Outdoor Life Online Editor

The residents of tiny Seeley Lake, Mont., never knew a 300-pound grizzly shared their neighborhood for much of last summer. The bear never raided cabins or killed calves, but for several weeks it loitered around the outskirts of town, moving mostly at night and without attracting attention to itself.

Thanks to a rugged necklace containing gee-whiz technology, residents now know the old bear visited backyard bird feeders and dined on deer carcasses dumped by poachers. They know the 22-year-old boar traveled a couple hundred miles over 20 days last September. And they now know they can live with bears, as long as they’re as well-behaved as this old gent.

They know all this because of a $3,000 collar that was cinched around the bear’s neck when it was accidentally trapped in June by state biologists working on a black bear study in Montana’s Swan Valley. When the collar automatically released four months later, the onboard memory chip contained 2,369 waypoints triangulated from satellites-a virtual map of the bear’s location every hour of every day. The GPS collar provided an unprecedented level of detail of the bear’s movements, food and lodging preferences, even its reaction to Highway 83, a lonely blacktop road that bisects the wooded valley.

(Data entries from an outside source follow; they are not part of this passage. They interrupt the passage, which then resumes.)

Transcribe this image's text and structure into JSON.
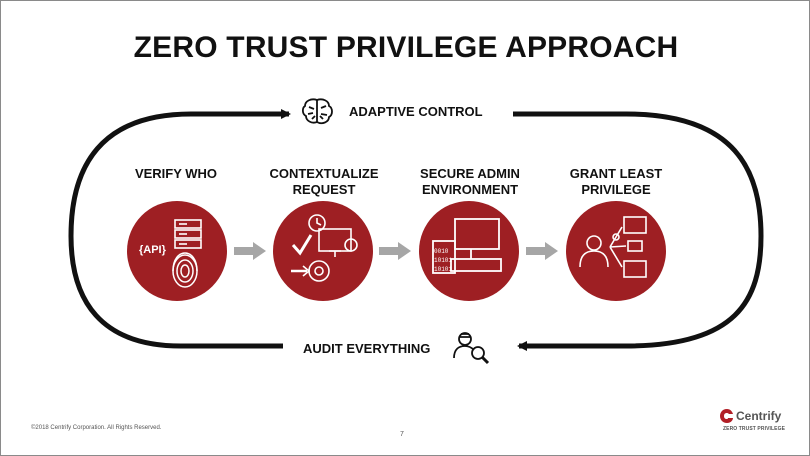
{
  "title": "ZERO TRUST PRIVILEGE APPROACH",
  "loop": {
    "top_label": "ADAPTIVE CONTROL",
    "bottom_label": "AUDIT EVERYTHING"
  },
  "steps": [
    {
      "line1": "VERIFY WHO",
      "line2": "",
      "icon": "api-fingerprint-icon"
    },
    {
      "line1": "CONTEXTUALIZE",
      "line2": "REQUEST",
      "icon": "context-request-icon"
    },
    {
      "line1": "SECURE ADMIN",
      "line2": "ENVIRONMENT",
      "icon": "secure-admin-icon"
    },
    {
      "line1": "GRANT LEAST",
      "line2": "PRIVILEGE",
      "icon": "least-privilege-icon"
    }
  ],
  "icon_text": {
    "api": "{API}",
    "binary": [
      "0010",
      "10101",
      "10101"
    ]
  },
  "footer": {
    "copyright": "©2018 Centrify Corporation. All Rights Reserved.",
    "page_number": "7"
  },
  "logo": {
    "name": "Centrify",
    "tagline": "ZERO TRUST PRIVILEGE"
  },
  "colors": {
    "circle": "#9e1f23",
    "loop": "#111111",
    "connector_arrow": "#a6a6a6"
  }
}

To understand the importance of this data, you have to consider the alternatives. “Normally, when we radio-collar a bear, we can get a signal once or twice in a week, and that’s only in the daytime when the weather’s clear enough to fly,” says Chris Servheen, lead grizzly bear recovery manager for the U.S. Fish & Wildlife Service in Missoula, Mont. “We have no idea what that bear does between flights. And if it’s not collared, we hear about it only when it’s in trouble or dead.”

The assumption has been that civilization is anathema to grizzlies, and vice versa. If bear managers didn’t hear about marauding silvertips, it was because they were way back in the wilderness, they figured. Nobody guessed bears could live so close, and so comfortably, to the margins of a municipality.

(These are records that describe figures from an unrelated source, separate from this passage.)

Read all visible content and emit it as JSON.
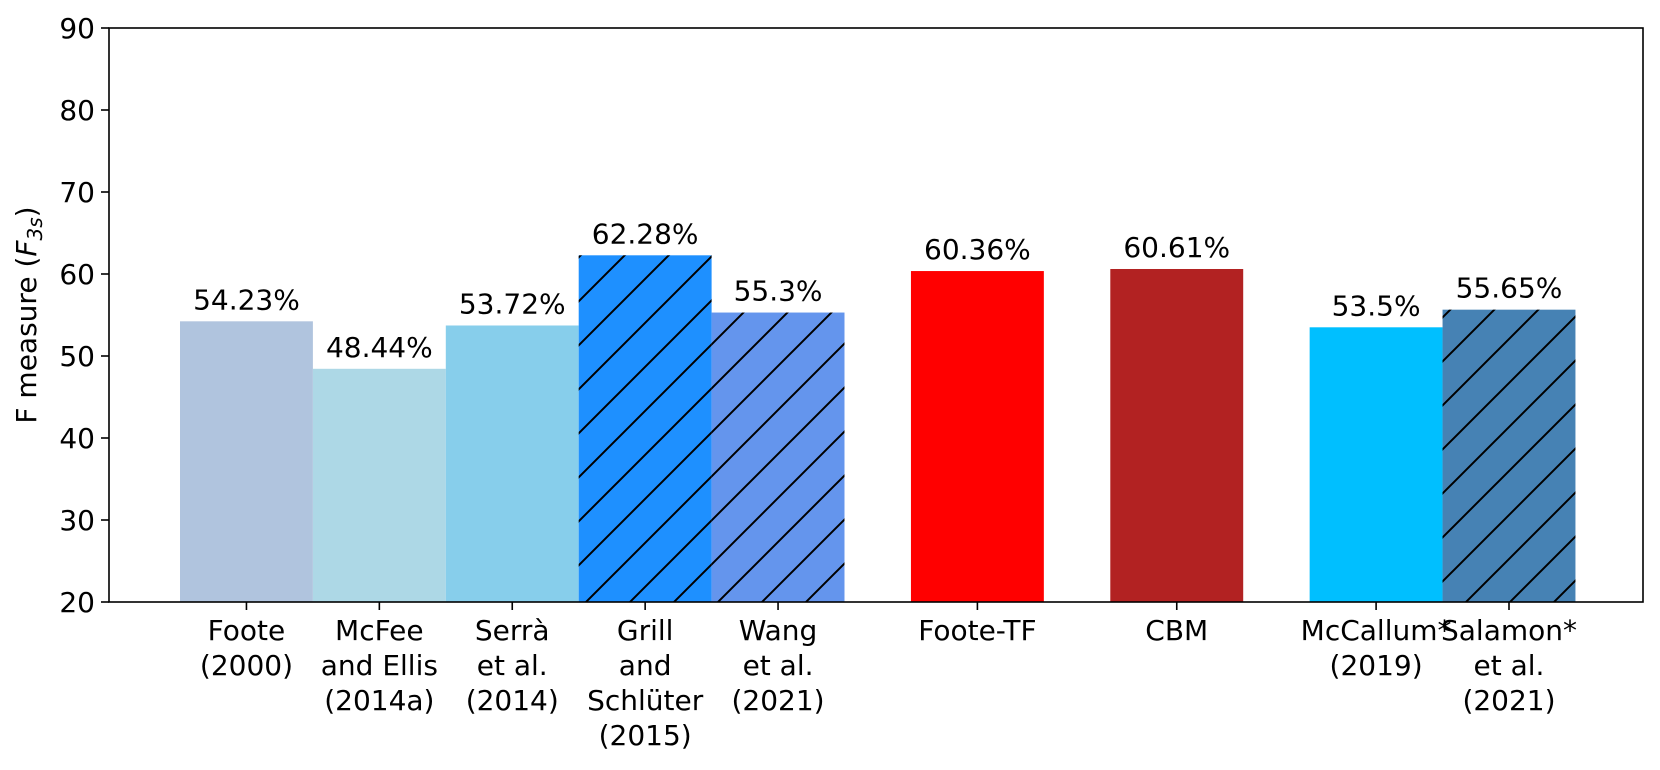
{
  "chart_data": {
    "type": "bar",
    "ylabel": [
      "F measure (",
      "F",
      "3s",
      ")"
    ],
    "categories": [
      "Foote\n(2000)",
      "McFee\nand Ellis\n(2014a)",
      "Serrà\net al.\n(2014)",
      "Grill\nand\nSchlüter\n(2015)",
      "Wang\net al.\n(2021)",
      "Foote-TF",
      "CBM",
      "McCallum*\n(2019)",
      "Salamon*\net al.\n(2021)"
    ],
    "values": [
      54.23,
      48.44,
      53.72,
      62.28,
      55.3,
      60.36,
      60.61,
      53.5,
      55.65
    ],
    "value_labels": [
      "54.23%",
      "48.44%",
      "53.72%",
      "62.28%",
      "55.3%",
      "60.36%",
      "60.61%",
      "53.5%",
      "55.65%"
    ],
    "colors": [
      "#b0c4de",
      "#add8e6",
      "#87ceeb",
      "#1e90ff",
      "#6495ed",
      "#ff0000",
      "#b22222",
      "#00bfff",
      "#4682b4"
    ],
    "hatch": [
      false,
      false,
      false,
      true,
      true,
      false,
      false,
      false,
      true
    ],
    "ylim": [
      20,
      90
    ],
    "yticks": [
      20,
      30,
      40,
      50,
      60,
      70,
      80,
      90
    ]
  }
}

It doesn’t surprise residents of Seeley Lake.

“We always knew there were more grizzlies around than anybody told us officially,” says Joe Bender, a Seeley Lake native and hard-core deer hunter. “I’ve had bears walk under my tree stand, and they’ve been spotted right outside town. There are more grizzlies around than anybody thinks.”

But Seeley Lake is outside the grizzly recovery area (the area designated by the federal government as prime, protected habitat), so its bears’ fate is in their own paws, so to speak. If they remain ghosts, like last summer’s griz, and don’t draw attention to themselves, they might roam as far east as Montana’s Missouri River Breaks. But if they kill lambs, or raid aviaries, or otherwise run afoul of humanity, then they’re almost certain to be confined to a relatively small ecosystem, the same 2 percent of their former range in the Lower 48 that they’ve been limited to for most of the last century.